Ethan soll reich werden, den finanziellen Status und Einfluss seiner Vorfahren zurückgewinnen – das sagen die Karten, und so lautet das Fazit der Ansprüche, die seine Familie plötzlich an ihn stellt, und der Anregungen, die ihm Kassierer und Direktor der lokalen Bank zuteil werden lassen. Dazu fügen sich das Bestechungsangebot eines windigen Handelsvertreters und gut gemeinte Tipps vom Ladenbesitzer Marullo, wie man den Profit erhöhen könne. Marullo ist es auch, der seinem Verkäufer die entscheidende, die epochale Lektion erteilt: „Jungchen, vielleicht sind Sie zu nett – zu freundlich. Geld will keine Freunde, will nur mehr Geld.“
Ethan lernt rasch, er verändert sich buchstäblich über Nacht. Um diese Verwandlung plausibel zu machen, lässt Steinbeck in einer Szene seinen Protagonisten physisch spüren, wie ihm sozusagen der Teufel ins Gedärm fährt. Und es gelingt ihm eindrucksvoll, in die schleichende Kontamination der Gedanken und Empfindungen Ethans den Leser wie einen Komplizen mit hineinzuziehen.

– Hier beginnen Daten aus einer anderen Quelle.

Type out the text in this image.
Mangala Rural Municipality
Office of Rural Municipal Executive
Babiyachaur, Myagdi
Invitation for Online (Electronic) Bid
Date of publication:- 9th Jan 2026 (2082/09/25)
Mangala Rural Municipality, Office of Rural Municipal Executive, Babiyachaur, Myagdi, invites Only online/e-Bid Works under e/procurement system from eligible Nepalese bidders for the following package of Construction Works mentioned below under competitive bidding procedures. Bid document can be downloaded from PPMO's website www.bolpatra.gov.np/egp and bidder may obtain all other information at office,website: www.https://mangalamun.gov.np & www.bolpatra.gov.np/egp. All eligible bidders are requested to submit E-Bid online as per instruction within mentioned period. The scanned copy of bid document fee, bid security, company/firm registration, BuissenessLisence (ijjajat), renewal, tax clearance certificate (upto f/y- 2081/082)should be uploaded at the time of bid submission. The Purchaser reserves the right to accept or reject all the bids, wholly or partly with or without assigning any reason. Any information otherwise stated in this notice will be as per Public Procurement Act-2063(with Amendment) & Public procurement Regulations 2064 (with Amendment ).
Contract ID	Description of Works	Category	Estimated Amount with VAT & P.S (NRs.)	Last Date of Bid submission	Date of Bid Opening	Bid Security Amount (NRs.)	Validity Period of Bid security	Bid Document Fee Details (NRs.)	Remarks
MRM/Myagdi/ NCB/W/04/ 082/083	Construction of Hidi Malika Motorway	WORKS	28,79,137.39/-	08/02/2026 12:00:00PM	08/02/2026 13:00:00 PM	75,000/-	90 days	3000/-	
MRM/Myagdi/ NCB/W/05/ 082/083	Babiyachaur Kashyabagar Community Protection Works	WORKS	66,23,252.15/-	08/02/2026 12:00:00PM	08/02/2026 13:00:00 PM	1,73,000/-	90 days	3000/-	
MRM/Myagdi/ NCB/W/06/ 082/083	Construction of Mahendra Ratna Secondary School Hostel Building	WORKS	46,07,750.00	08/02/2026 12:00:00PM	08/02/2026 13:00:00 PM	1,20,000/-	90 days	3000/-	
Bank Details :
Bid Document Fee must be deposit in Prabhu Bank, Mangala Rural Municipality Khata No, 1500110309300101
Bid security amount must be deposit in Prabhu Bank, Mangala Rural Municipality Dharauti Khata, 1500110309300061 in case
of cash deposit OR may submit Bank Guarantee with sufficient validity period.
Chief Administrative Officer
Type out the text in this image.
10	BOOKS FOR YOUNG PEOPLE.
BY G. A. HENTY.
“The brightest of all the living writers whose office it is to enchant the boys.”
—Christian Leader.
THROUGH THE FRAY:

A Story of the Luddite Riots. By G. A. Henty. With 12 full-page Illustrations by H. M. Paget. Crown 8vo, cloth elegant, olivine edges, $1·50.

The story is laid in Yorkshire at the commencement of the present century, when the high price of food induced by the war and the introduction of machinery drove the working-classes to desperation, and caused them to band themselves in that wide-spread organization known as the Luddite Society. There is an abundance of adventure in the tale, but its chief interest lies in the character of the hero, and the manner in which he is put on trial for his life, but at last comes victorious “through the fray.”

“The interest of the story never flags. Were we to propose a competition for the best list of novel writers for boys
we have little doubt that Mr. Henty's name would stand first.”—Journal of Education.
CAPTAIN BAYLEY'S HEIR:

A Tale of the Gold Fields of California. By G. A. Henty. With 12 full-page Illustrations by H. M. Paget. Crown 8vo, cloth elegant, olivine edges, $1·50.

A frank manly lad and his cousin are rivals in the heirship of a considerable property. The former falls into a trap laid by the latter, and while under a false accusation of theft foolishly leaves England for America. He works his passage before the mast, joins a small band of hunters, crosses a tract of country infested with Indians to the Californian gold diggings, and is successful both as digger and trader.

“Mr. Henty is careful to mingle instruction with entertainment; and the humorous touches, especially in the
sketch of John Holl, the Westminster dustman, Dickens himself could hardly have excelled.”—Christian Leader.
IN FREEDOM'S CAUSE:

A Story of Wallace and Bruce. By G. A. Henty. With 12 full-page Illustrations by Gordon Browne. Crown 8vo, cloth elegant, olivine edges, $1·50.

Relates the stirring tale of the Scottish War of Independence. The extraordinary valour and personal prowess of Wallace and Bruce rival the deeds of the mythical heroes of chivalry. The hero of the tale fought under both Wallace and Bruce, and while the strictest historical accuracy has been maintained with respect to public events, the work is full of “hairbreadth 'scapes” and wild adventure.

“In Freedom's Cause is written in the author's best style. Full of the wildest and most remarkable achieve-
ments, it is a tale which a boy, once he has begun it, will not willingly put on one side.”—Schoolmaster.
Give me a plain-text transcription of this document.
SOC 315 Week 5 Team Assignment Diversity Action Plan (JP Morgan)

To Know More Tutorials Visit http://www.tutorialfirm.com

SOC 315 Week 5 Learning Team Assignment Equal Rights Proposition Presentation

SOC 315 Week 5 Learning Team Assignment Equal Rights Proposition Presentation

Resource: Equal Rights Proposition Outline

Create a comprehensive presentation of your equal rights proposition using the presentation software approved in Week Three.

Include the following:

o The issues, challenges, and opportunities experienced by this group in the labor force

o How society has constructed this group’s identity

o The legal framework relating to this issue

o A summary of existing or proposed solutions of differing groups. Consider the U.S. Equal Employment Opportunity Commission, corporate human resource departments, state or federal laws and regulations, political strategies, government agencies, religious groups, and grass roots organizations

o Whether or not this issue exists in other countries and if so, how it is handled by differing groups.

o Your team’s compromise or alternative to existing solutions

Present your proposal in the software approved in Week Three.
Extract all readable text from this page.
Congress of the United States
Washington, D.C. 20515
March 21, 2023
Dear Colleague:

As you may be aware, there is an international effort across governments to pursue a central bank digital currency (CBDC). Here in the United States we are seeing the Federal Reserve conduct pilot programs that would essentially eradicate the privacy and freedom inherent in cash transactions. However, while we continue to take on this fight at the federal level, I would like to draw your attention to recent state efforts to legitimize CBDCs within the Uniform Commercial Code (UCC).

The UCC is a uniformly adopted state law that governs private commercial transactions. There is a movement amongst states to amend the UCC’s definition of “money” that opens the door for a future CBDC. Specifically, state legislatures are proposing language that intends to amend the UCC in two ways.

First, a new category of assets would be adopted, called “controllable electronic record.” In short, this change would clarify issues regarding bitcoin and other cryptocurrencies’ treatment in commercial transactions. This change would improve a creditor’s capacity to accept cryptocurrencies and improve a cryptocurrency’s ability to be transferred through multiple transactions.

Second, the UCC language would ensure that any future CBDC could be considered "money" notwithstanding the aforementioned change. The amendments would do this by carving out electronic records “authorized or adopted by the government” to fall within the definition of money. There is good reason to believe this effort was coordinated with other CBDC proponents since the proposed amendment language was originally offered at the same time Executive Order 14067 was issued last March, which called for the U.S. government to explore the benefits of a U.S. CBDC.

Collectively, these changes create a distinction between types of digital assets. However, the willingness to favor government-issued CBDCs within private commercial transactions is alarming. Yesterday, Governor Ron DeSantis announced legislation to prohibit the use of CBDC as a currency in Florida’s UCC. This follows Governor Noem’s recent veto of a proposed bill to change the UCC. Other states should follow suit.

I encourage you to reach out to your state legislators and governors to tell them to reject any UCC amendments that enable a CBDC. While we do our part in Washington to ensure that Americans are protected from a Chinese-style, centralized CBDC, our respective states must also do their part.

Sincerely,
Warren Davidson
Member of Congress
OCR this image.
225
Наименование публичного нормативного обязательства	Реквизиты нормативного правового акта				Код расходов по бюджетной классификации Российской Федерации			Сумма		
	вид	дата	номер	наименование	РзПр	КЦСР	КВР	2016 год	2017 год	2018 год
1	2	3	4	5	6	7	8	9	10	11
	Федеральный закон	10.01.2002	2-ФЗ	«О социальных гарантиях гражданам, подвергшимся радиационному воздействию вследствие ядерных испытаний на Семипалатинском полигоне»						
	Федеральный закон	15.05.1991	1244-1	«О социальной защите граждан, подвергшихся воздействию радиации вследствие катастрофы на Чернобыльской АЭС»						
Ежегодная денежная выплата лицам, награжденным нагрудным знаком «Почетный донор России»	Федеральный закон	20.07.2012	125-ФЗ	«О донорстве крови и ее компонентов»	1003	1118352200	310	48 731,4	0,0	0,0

Steinbeck arbeitet in diesem Roman mit vielen Kunstgriffen. Er wechselt zweimal den Erzählmodus von der auktorialen zur Ich-Perspektive, unterlegt den Text mit einem System aus Antithesen und Ambivalenzen, Irritationen und Widersprüchen, sodass jede scheinbare Wahrheit auf ihr Gegenteil trifft.
Und er lädt sein Erzählen mit literarischen Bezügen und Bedeutungsschichten auf, von Shakespeare bis Herman Melville, von der Bibel bis zur Artussage (die wichtigsten werden in Ingo Schulzes klugem Nachwort erhellt). Das aber geschieht auf so anstrengungslose Art, dass es unter die einfache Schreibregel zu fallen scheint, die der Bücherliebhaber Ethan irgendwann formuliert: „Eine Geschichte braucht Berührungspunkte mit dem Leser, damit er sich darin geborgen fühlt.“
Ethan Hawley wird in diesem Frühling für ein profitables Grundstück den Selbstmord eines Jugendfreundes in Kauf nehmen und für den Rückerwerb des Ladens den Italiener Marullo als illegalen Einwanderer denunzieren. Vor einem geplanten Bankraub bewahrt ihn knapp ein gnädiges Schicksal. Erst als sein Sohn Allen, ganz Kind der neuen Zeit, aus Geld- und Ruhmgier mit einem aus Plagiaten kompilierten Aufsatz einen nationalen Preis gewinnt, kommt er zur Besinnung.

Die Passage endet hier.